Shares of Amazon.com, Inc (AMZN) closed the week trading at $173.10 per share.
The Dow started the week at 12,294 and closed at 12,218. The S&P 500 started the week at 1,265 and ended at 1,258. The NASDAQ started the week at 2,619 and finished at 2,605.
At Close of Year, Euro Debt Seen as Toxic
In 2011, concerns over sovereign debt dominated the bond markets. As U.S. Treasuries closed the year at a three-year high, European sovereign debt closed much lower over the course of the year.
Concerns over European debt drove interest in the U.S. debt. According to one recent media report, European debt by the end of 2011 was seen as having about the same status as "toxic" subprime mortgage bonds had several years ago.
"It's almost like 2008," said Anthony Crescenzi with Pacific Investment Management, comparing the holding of European sovereign debt to a few years ago when "banks and investors didn't want to be seen as having holdings... in subprime mortgages and other so-called toxic assets."
By year's end, nations like Italy have seen their government securities lose 5.7% for the year compared to a 9.6% return on U.S. Treasuries. The end of the year marks a three-year high for U.S. debt according to Bank of America Merrill Lynch.
The 10-year Treasury note yield finished the week at 1.87% while the 30-year Treasury note yield finished the week at 2.89%.
Mortgage Rates Remain Near Historic Lows at Years-End
Freddie Mac released its final Primary Mortgage Market Survey (PMMS) of the year on December 29, 2011. The survey revealed that mortgage rates, which have been hovering near historic lows for eight consecutive weeks, ticked upward slightly from their all-time low in the prior week.
The PMMS reported that the 30-year fixed rate mortgage (FRM) averaged 3.95% this week.
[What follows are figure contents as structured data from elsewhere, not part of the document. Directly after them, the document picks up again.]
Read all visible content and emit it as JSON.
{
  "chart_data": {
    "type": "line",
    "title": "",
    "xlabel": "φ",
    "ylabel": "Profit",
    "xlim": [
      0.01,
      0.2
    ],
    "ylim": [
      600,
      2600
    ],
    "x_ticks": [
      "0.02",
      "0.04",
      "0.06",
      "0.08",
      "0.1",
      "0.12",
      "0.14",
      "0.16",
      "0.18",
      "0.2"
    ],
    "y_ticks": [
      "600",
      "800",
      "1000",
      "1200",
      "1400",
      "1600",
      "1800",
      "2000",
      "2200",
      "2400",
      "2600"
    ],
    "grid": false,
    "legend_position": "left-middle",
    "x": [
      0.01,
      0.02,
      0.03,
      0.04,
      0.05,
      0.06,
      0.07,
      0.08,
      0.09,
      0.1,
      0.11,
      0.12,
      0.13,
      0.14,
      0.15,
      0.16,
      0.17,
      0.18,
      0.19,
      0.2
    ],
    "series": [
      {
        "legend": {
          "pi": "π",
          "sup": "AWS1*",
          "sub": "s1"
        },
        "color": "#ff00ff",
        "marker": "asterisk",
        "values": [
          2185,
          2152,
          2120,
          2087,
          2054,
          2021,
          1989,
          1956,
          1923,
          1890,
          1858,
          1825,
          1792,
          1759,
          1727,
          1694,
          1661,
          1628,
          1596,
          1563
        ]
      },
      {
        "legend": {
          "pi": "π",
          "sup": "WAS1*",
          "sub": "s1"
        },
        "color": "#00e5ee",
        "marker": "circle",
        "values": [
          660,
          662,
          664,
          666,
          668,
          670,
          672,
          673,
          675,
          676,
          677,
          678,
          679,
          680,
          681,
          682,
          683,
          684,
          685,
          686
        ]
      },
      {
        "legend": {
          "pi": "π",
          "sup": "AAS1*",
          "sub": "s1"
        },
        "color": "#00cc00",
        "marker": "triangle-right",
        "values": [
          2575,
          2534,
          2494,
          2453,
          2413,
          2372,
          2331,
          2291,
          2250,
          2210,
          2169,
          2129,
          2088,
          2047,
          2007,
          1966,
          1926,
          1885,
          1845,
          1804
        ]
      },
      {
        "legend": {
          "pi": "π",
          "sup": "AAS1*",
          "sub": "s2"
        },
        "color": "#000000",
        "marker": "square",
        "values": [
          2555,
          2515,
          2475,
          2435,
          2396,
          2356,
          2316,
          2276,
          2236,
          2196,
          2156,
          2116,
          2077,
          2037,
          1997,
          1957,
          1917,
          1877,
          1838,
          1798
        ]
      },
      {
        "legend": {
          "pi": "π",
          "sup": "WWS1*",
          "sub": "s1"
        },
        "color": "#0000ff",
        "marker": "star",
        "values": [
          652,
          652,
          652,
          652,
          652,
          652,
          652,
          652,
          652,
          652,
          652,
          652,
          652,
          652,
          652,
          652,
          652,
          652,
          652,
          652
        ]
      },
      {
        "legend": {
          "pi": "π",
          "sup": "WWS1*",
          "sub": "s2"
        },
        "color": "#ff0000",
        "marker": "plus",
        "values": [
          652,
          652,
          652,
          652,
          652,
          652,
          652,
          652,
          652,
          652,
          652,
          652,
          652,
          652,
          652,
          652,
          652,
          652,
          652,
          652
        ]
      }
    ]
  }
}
Last week the 30-year FRM averaged 3.91% and last year at this time it averaged 4.86%.
The average for the 15-year FRM also ticked up slightly over the past week. The 15-year mortgage averaged 3.24%, compared to 3.21 in the previous week. A year ago, the 15-year FRM averaged 4.20%.
Frank Nothaft, Freddie Mac's Vice President and Chief Economist responded to the latest mortgage survey saying: "Mortgage rates ended the year hovering near historic lows in an already affordable housing market." He noted that 5% of households indicated in December their intentions to purchase a home in the coming six months. This, Nothaft says, is the highest measure the U.S. has seen since last May.
The money market fund finished this week at 0.50%. The 1-year CD finished at 0.70%.